I never thought that there would be a happy ending for me. I never thought that my life could change so suddenly. But, I grew up. I found myself. I was courageous and I will continue to strive for what I want. I want my life in my hands. I want to marry my best friend even though we will only be nineteen years old. I want to help those who can't always help themselves because I know what it can feel like to be trapped in your own skin, to feel like your life is not yours. I know what it's like to have something or someone hold you back and I want to be a person that anyone - anyone including whoever is reading this - can come to with their troubles and know that I will read your texts, answer your calls (or voicemails if you leave one and are an unknown number), heck, I will write letters to you if you'd like (just saying I love using my wax seal so I'd be down for this idea). I want to be a shoulder open for the world to cry on because everyone needs a friend and I know how terrible it feels to not feel like anyone is there for you.

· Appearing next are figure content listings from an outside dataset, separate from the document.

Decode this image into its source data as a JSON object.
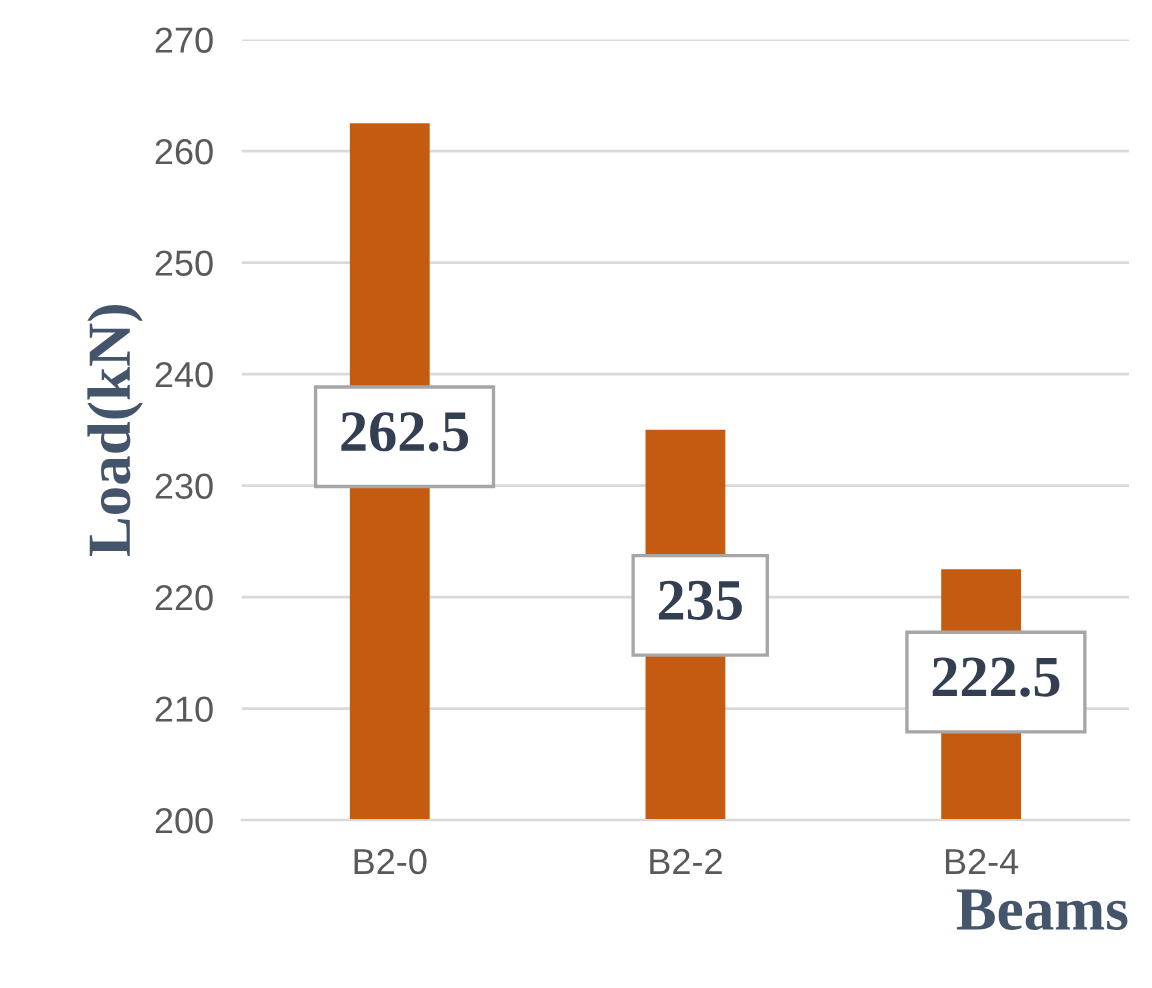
{
  "chart_data": {
    "type": "bar",
    "xlabel": "Beams",
    "ylabel": "Load(kN)",
    "categories": [
      "B2-0",
      "B2-2",
      "B2-4"
    ],
    "values": [
      262.5,
      235,
      222.5
    ],
    "color": "#c55a11",
    "ylim": [
      200,
      270
    ],
    "yticks": [
      200,
      210,
      220,
      230,
      240,
      250,
      260,
      270
    ],
    "grid": "y",
    "data_labels": true
  }
}
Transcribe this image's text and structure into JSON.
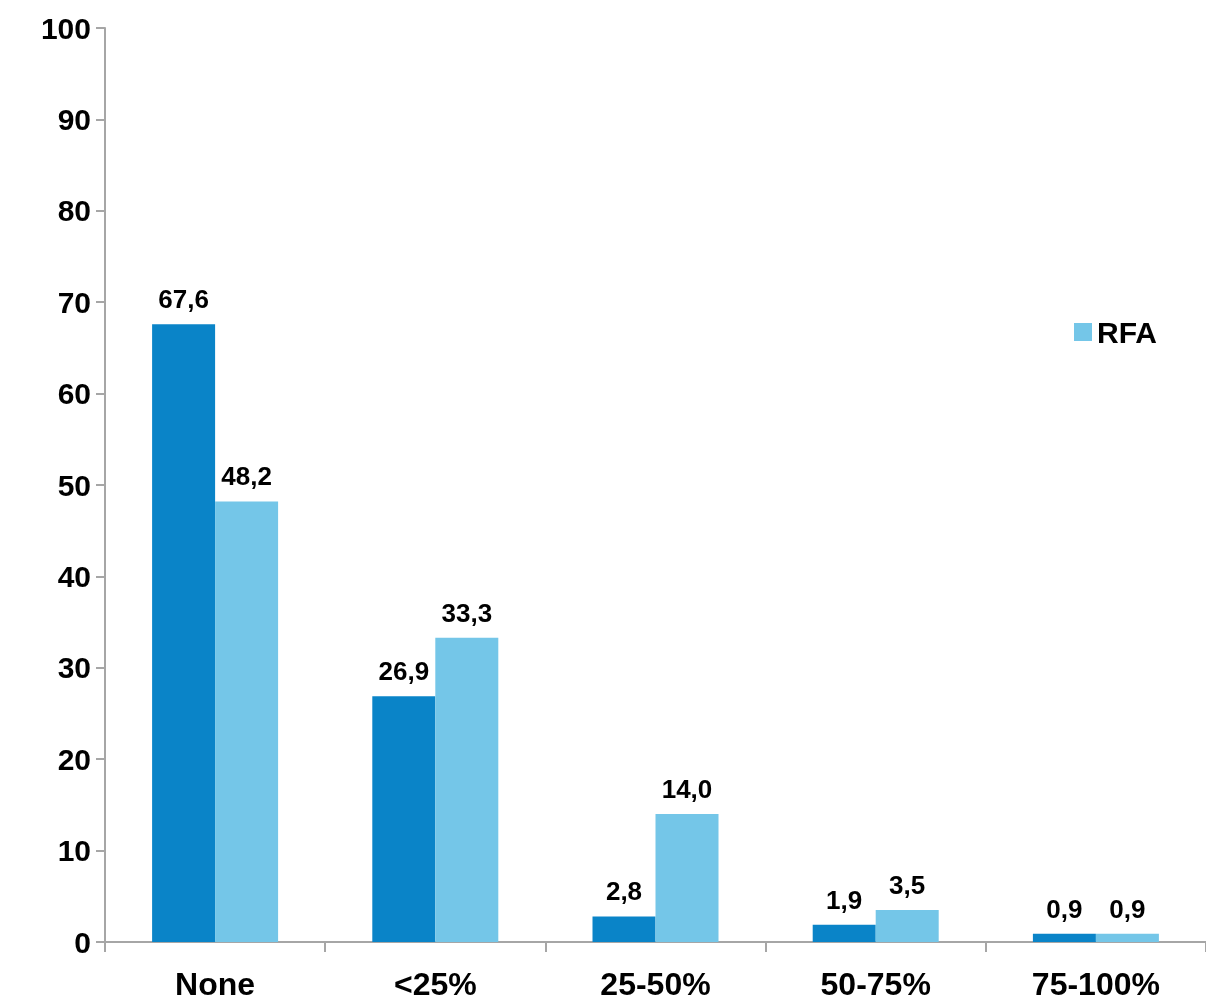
{
  "chart_data": {
    "type": "bar",
    "categories": [
      "None",
      "<25%",
      "25-50%",
      "50-75%",
      "75-100%"
    ],
    "series": [
      {
        "color": "#0a84c8",
        "values": [
          67.6,
          26.9,
          2.8,
          1.9,
          0.9
        ],
        "value_labels": [
          "67,6",
          "26,9",
          "2,8",
          "1,9",
          "0,9"
        ]
      },
      {
        "name": "RFA",
        "color": "#74c6e8",
        "values": [
          48.2,
          33.3,
          14.0,
          3.5,
          0.9
        ],
        "value_labels": [
          "48,2",
          "33,3",
          "14,0",
          "3,5",
          "0,9"
        ]
      }
    ],
    "ylim": [
      0,
      100
    ],
    "yticks": [
      0,
      10,
      20,
      30,
      40,
      50,
      60,
      70,
      80,
      90,
      100
    ],
    "grid": false,
    "legend": "right"
  }
}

So, continue to grow yourself. Choose to be you. Choose who you want to be and what you want out of life. People aren't always going to like you. I broke up with my friend that was my best friend for 12 years and lost more fake friends because of it. They didn't like me and I used that to understand that I am better off without them. One of the snitched one me. I'd say about 5 of them unfollowed me all because they weren't loyal to me; they tolerated me because of my ex-friend. You have to decide to be strong and work on your life day in and day out. No one is going to choose your life for you forever. Sometime you are going to have to become an adult and understand your options and decide for yourself what you want and those who stick with you, those people are your family.